La dépression selon Al Balkhi :
Son observation de la dépression a été également clairvoyante.
Il distingue trois formes :
La tristesse normale (ḥuzn) : réponse humaine à la perte.
La dépression réactive (jaza‘) : due à des causes psychologiques identifiables, et accessible.
La dépression endogène : sans cause apparente, liée à des déséquilibres physiques nécessitant un traitement médical.
« Celui dont la tristesse n’a pas de cause doit être soigné par le corps. Celui dont la cause est connue doit être aidé par la raison. »
Des siècles avant Kraepelin, il avait saisi la différence entre trouble réactionnel et trouble biologique. Mais Al Balkhi ajoute une nuance importante : même la mélancolie endogène mérite compagnie, musique et conversation bienveillante. Une intuition sur l’importance du lien social et de l’art-thérapie dans la dépression ( on parle aujourd’hui d’activation comportementale ).

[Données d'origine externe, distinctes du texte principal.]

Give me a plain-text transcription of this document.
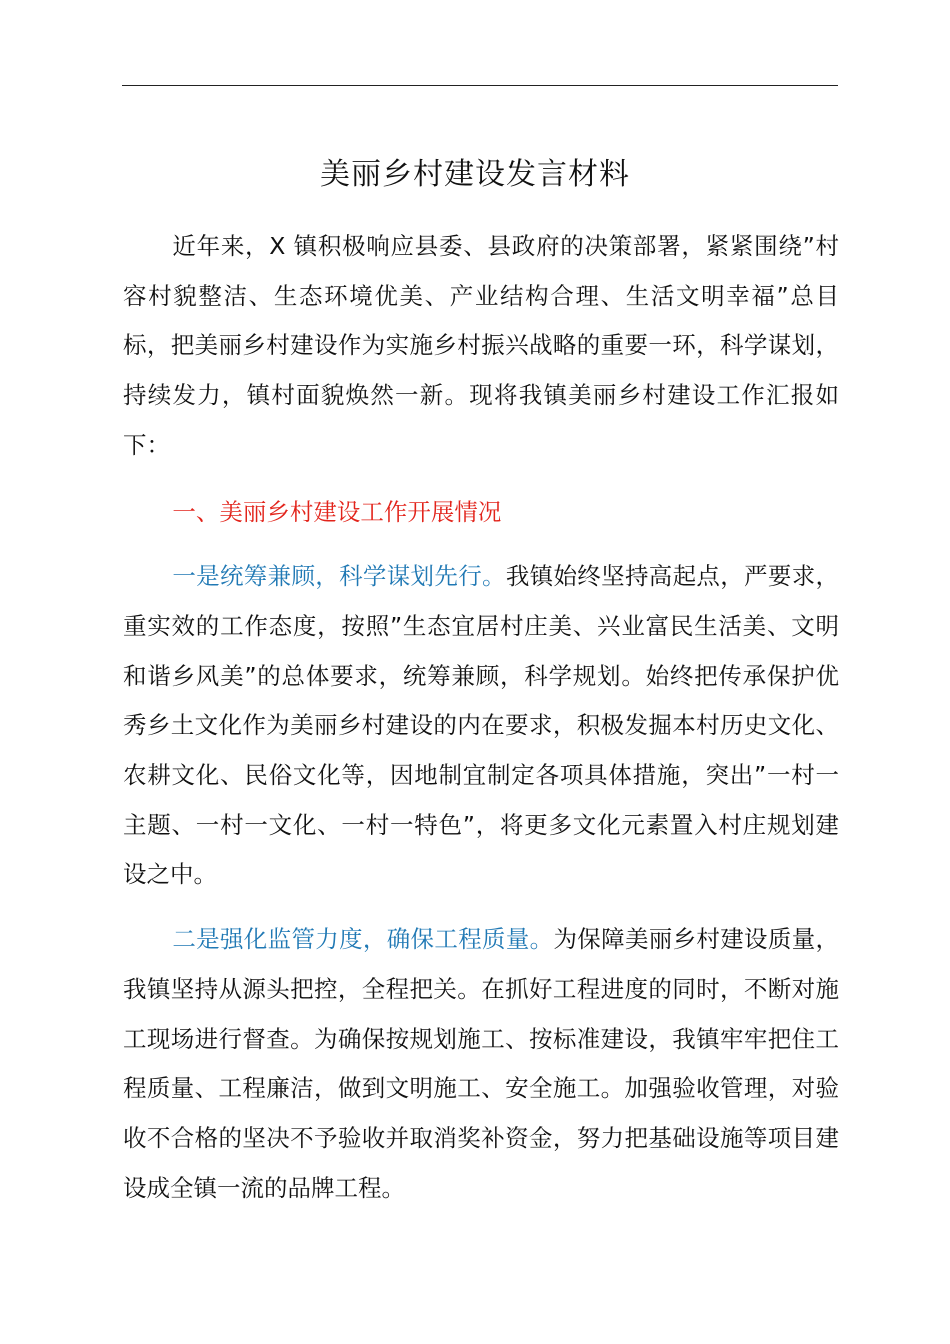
美丽乡村建设发言材料

近年来，X 镇积极响应县委、县政府的决策部署，紧紧围绕”村容村貌整洁、生态环境优美、产业结构合理、生活文明幸福”总目标，把美丽乡村建设作为实施乡村振兴战略的重要一环，科学谋划，持续发力，镇村面貌焕然一新。现将我镇美丽乡村建设工作汇报如下：

一、美丽乡村建设工作开展情况

一是统筹兼顾，科学谋划先行。我镇始终坚持高起点，严要求，重实效的工作态度，按照”生态宜居村庄美、兴业富民生活美、文明和谐乡风美”的总体要求，统筹兼顾，科学规划。始终把传承保护优秀乡土文化作为美丽乡村建设的内在要求，积极发掘本村历史文化、农耕文化、民俗文化等，因地制宜制定各项具体措施，突出”一村一主题、一村一文化、一村一特色”，将更多文化元素置入村庄规划建设之中。

二是强化监管力度，确保工程质量。为保障美丽乡村建设质量，我镇坚持从源头把控，全程把关。在抓好工程进度的同时，不断对施工现场进行督查。为确保按规划施工、按标准建设，我镇牢牢把住工程质量、工程廉洁，做到文明施工、安全施工。加强验收管理，对验收不合格的坚决不予验收并取消奖补资金，努力把基础设施等项目建设成全镇一流的品牌工程。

De l’obsession à la pleine conscience
Dans le dernier chapitre, qui est le plus long du traité, Al Balkhi aborde les obsessions, les pensées intrusives et ruminations. Il les décrit comme un « monologue intérieur », parfois inoffensif, parfois pathologique lorsqu’il devient incessant.
Il observe que ce trouble mêle des facteurs biologiques et psychologiques : certains tempéraments, dit-il, ont une « prédisposition à la mélancolie ». On retrouve ici la notion moderne de vulnérabilité biologique.
Un point crucial, il comprend que la pensée n’est pas l’acte. Le patient est tourmenté non par ce qu’il fait, mais par ce qu’il imagine. Sa thérapie consiste à réintroduire une distance entre la pensée et le moi, autrement dit, la décentration.
Ses recommandations sont d’une modernité saisissante :
· éviter l’isolement : « La solitude nourrit les pensées nocives. »
· s’occuper l’esprit : travailler, converser, écouter de la musique, rire, prier ;
· et surtout, dialoguer avec soi-même :
« L’homme doit discuter avec son âme comme un avocat réfute son adversaire. »
Il enseigne aussi l’importance de l’exposition graduée aux pensées intrusives : y prêter attention sans y céder, les laisser venir sans agir. Il reconnaît même la fonction apaisante du lien social : parler à des proches bienveillants aide à retrouver la mesure et la raison.
Cette approche, à la fois cognitive, comportementale et relationnelle, annonce tout à la fois la thérapie d’exposition, la pleine conscience et les modèles intégratifs de TCC moderne.
La spiritualité comme facteur de résilience
Al Balkhi n’était pas qu’un médecin, il était croyant. Pour lui, l’équilibre psychique ne se réduit pas à un état d’humeur, mais à une harmonie entre le corps, la raison et la foi. Il rappelle que le monde n’est pas un lieu de perfection ni de satisfaction absolue :
« N’attends pas de ce monde ce qu’il n’a pas été créé pour offrir. »
Ce réalisme spirituel évoque la pleine conscience moderne : accepter ce qui est, sans lutter contre l’imperfection du réel. La patience y devient une vertu thérapeutique, au même titre que la restructuration cognitive.
Ce réalisme spirituel rejoint les approches modernes de pleine conscience ou d’acceptation et d’engagement (ACT) : accepter la nature changeante du monde, renoncer au contrôle absolu, et se relier à ce qui compte profondément.
Conclusion : Un pont entre les mondes
Abu Zayd Al Balkhi écrivait il y a onze siècles :
« Le plus grand des remèdes est la connaissance. »
Dans un monde qui redécouvre les liens entre psychologie, spiritualité et santé globale, sa voix résonne. Et l’on se prend à imaginer ce qu’aurait été la thérapie moderne si l’histoire avait retenu son nom à côté de ceux de Beck ou Ellis.
Al Balkhi nous rappelle que soigner l’esprit, c’est d’abord comprendre sa logique, et lui parler avec douceur.